There is discrepancy in the literature regarding the degree to which old age affects muscle bioenergetics. These discrepancies are likely influenced by several factors, including variations in physical activity (PA) and differences in the muscle group investigated. To test the hypothesis that age may affect muscles differently, we quantified oxidative capacity of tibialis anterior (TA) and vastus lateralis (VL) muscles in healthy, relatively sedentary younger (8 YW, 8 YM; 21-35 years) and older (8 OW, 8 OM; 65-80 years) adults. To investigate the effect of physical activity on muscle oxidative capacity in older adults, we compared older sedentary women to older women with mild-to-moderate mobility impairment and lower physical activity (OIW, n = 7), and older sedentary men with older active male runners (OAM, n = 6). Oxidative capacity was measured in vivo as the rate constant, k(PCr), of postcontraction phosphocreatine recovery, obtained by (31)P magnetic resonance spectroscopy following maximal isometric contractions. While k(PCr) was higher in TA of older than activity-matched younger adults (28%; p = 0.03), older adults had lower k(PCr) in VL (23%; p = 0.04). In OIW compared with OW, k(PCr) was lower in VL (∼45%; p = 0.01), but not different in TA. In contrast, OAM had higher k(PCr) than OM (p = 0.03) in both TA (41%) and VL (54%). In older adults, moderate-to-vigorous PA was positively associated with k(PCr) in VL (r = 0.65, p < 0.001) and TA (r = 0.41, p = 0.03). Collectively, these results indicate that age-related changes in oxidative capacity vary markedly between locomotory muscles, and that altered PA behavior may play a role in these changes.

Fig. 1

Recovery of PCr following contraction in 1 subject. Phosphocreatine (PCr, % of rest) recovered in an exponential manner following a 24-s maximal voluntary isometric contraction of vastus lateralis in a representative young male subject. Recovery data are fit with a mono-exponential equation. Under these conditions, the rate constant of this fit (k_PCr) reflects the capacity of the muscle for oxidative ATP production in vivo.

Fig. 2

Muscle oxidative capacity in tibialis anterior (TA) and vastus lateralis (VL). (A) In younger adults (n = 16), k_PCr was higher in VL than TA (*p = 0.02), while older adults (n = 16) had higher k_PCr in TA than VL (^†p = 0.04).
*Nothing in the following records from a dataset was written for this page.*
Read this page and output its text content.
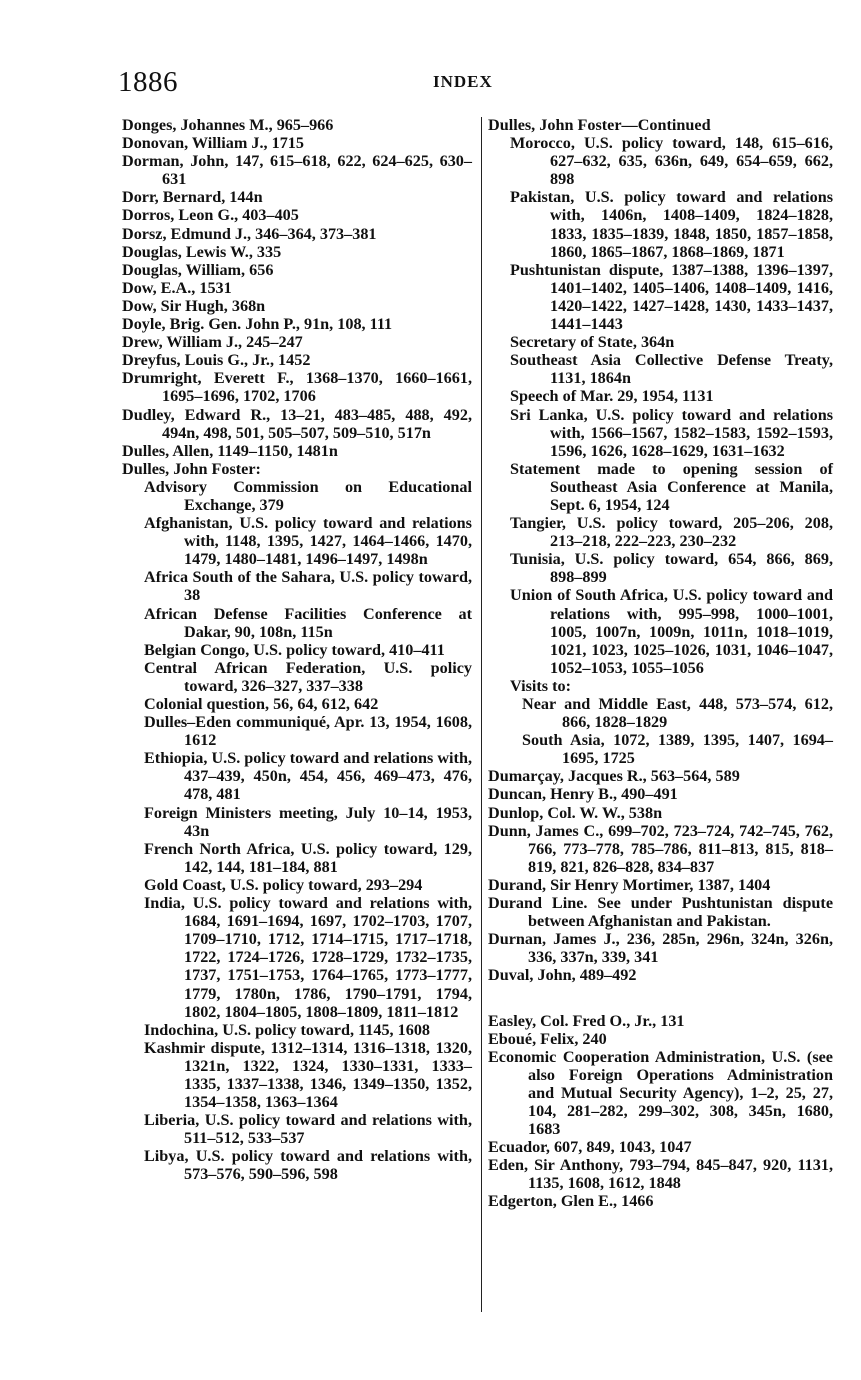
1886	INDEX
Donges, Johannes M., 965–966
Donovan, William J., 1715
Dorman, John, 147, 615–618, 622, 624–625, 630–631
Dorr, Bernard, 144n
Dorros, Leon G., 403–405
Dorsz, Edmund J., 346–364, 373–381
Douglas, Lewis W., 335
Douglas, William, 656
Dow, E.A., 1531
Dow, Sir Hugh, 368n
Doyle, Brig. Gen. John P., 91n, 108, 111
Drew, William J., 245–247
Dreyfus, Louis G., Jr., 1452
Drumright, Everett F., 1368–1370, 1660–1661, 1695–1696, 1702, 1706
Dudley, Edward R., 13–21, 483–485, 488, 492, 494n, 498, 501, 505–507, 509–510, 517n
Dulles, Allen, 1149–1150, 1481n
Dulles, John Foster:
Advisory Commission on Educational Exchange, 379
Afghanistan, U.S. policy toward and relations with, 1148, 1395, 1427, 1464–1466, 1470, 1479, 1480–1481, 1496–1497, 1498n
Africa South of the Sahara, U.S. policy toward, 38
African Defense Facilities Conference at Dakar, 90, 108n, 115n
Belgian Congo, U.S. policy toward, 410–411
Central African Federation, U.S. policy toward, 326–327, 337–338
Colonial question, 56, 64, 612, 642
Dulles–Eden communiqué, Apr. 13, 1954, 1608, 1612
Ethiopia, U.S. policy toward and relations with, 437–439, 450n, 454, 456, 469–473, 476, 478, 481
Foreign Ministers meeting, July 10–14, 1953, 43n
French North Africa, U.S. policy toward, 129, 142, 144, 181–184, 881
Gold Coast, U.S. policy toward, 293–294
India, U.S. policy toward and relations with, 1684, 1691–1694, 1697, 1702–1703, 1707, 1709–1710, 1712, 1714–1715, 1717–1718, 1722, 1724–1726, 1728–1729, 1732–1735, 1737, 1751–1753, 1764–1765, 1773–1777, 1779, 1780n, 1786, 1790–1791, 1794, 1802, 1804–1805, 1808–1809, 1811–1812
Indochina, U.S. policy toward, 1145, 1608
Kashmir dispute, 1312–1314, 1316–1318, 1320, 1321n, 1322, 1324, 1330–1331, 1333–1335, 1337–1338, 1346, 1349–1350, 1352, 1354–1358, 1363–1364
Liberia, U.S. policy toward and relations with, 511–512, 533–537
Libya, U.S. policy toward and relations with, 573–576, 590–596, 598
Dulles, John Foster—Continued
Morocco, U.S. policy toward, 148, 615–616, 627–632, 635, 636n, 649, 654–659, 662, 898
Pakistan, U.S. policy toward and relations with, 1406n, 1408–1409, 1824–1828, 1833, 1835–1839, 1848, 1850, 1857–1858, 1860, 1865–1867, 1868–1869, 1871
Pushtunistan dispute, 1387–1388, 1396–1397, 1401–1402, 1405–1406, 1408–1409, 1416, 1420–1422, 1427–1428, 1430, 1433–1437, 1441–1443
Secretary of State, 364n
Southeast Asia Collective Defense Treaty, 1131, 1864n
Speech of Mar. 29, 1954, 1131
Sri Lanka, U.S. policy toward and relations with, 1566–1567, 1582–1583, 1592–1593, 1596, 1626, 1628–1629, 1631–1632
Statement made to opening session of Southeast Asia Conference at Manila, Sept. 6, 1954, 124
Tangier, U.S. policy toward, 205–206, 208, 213–218, 222–223, 230–232
Tunisia, U.S. policy toward, 654, 866, 869, 898–899
Union of South Africa, U.S. policy toward and relations with, 995–998, 1000–1001, 1005, 1007n, 1009n, 1011n, 1018–1019, 1021, 1023, 1025–1026, 1031, 1046–1047, 1052–1053, 1055–1056
Visits to:
Near and Middle East, 448, 573–574, 612, 866, 1828–1829
South Asia, 1072, 1389, 1395, 1407, 1694–1695, 1725
Dumarçay, Jacques R., 563–564, 589
Duncan, Henry B., 490–491
Dunlop, Col. W. W., 538n
Dunn, James C., 699–702, 723–724, 742–745, 762, 766, 773–778, 785–786, 811–813, 815, 818–819, 821, 826–828, 834–837
Durand, Sir Henry Mortimer, 1387, 1404
Durand Line. See under Pushtunistan dispute between Afghanistan and Pakistan.
Durnan, James J., 236, 285n, 296n, 324n, 326n, 336, 337n, 339, 341
Duval, John, 489–492
Easley, Col. Fred O., Jr., 131
Eboué, Felix, 240
Economic Cooperation Administration, U.S. (see also Foreign Operations Administration and Mutual Security Agency), 1–2, 25, 27, 104, 281–282, 299–302, 308, 345n, 1680, 1683
Ecuador, 607, 849, 1043, 1047
Eden, Sir Anthony, 793–794, 845–847, 920, 1131, 1135, 1608, 1612, 1848
Edgerton, Glen E., 1466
Compared with younger participants, the older participants had higher k_PCr in TA (^‡p = 0.03), but lower k_PCr in VL (^§p = 0.04). (B) In VL, but not TA, k_PCr was lower in older, physically-impaired women (OIW, n = 7) compared with older, unimpaired women (OW, n = 8; *p = 0.01). Additionally, k_PCr of TA was higher than VL (^†p = 0.01). (C) Older active men (OAM, n = 6) had higher k_PCr than relatively sedentary older men (OM, n = 8) in both TA and VL (*p = 0.03), and k_PCr was higher in TA than in VL (^†p = 0.01). Data are means ± SD.

Fig. 3

Associations between muscle oxidative capacity and daily minutes of moderate- to vigorous-intensity physical activity (MVPA) in older adults. There was a modest positive association between MVPA and k_PCr in tibialis anterior (TA) (top panel, p = 0.03, n = 29), and a stronger association between MVPA and k_PCr in vastus lateralis (VL) (bottom panel, p < 0.001, n = 26). Data from 2 OIW and 1 OW are missing for k_PCr in the VL because of technical problems. OM, older healthy men; OW, older healthy women; OAM, older active men; OIW, older women with mobility impairments.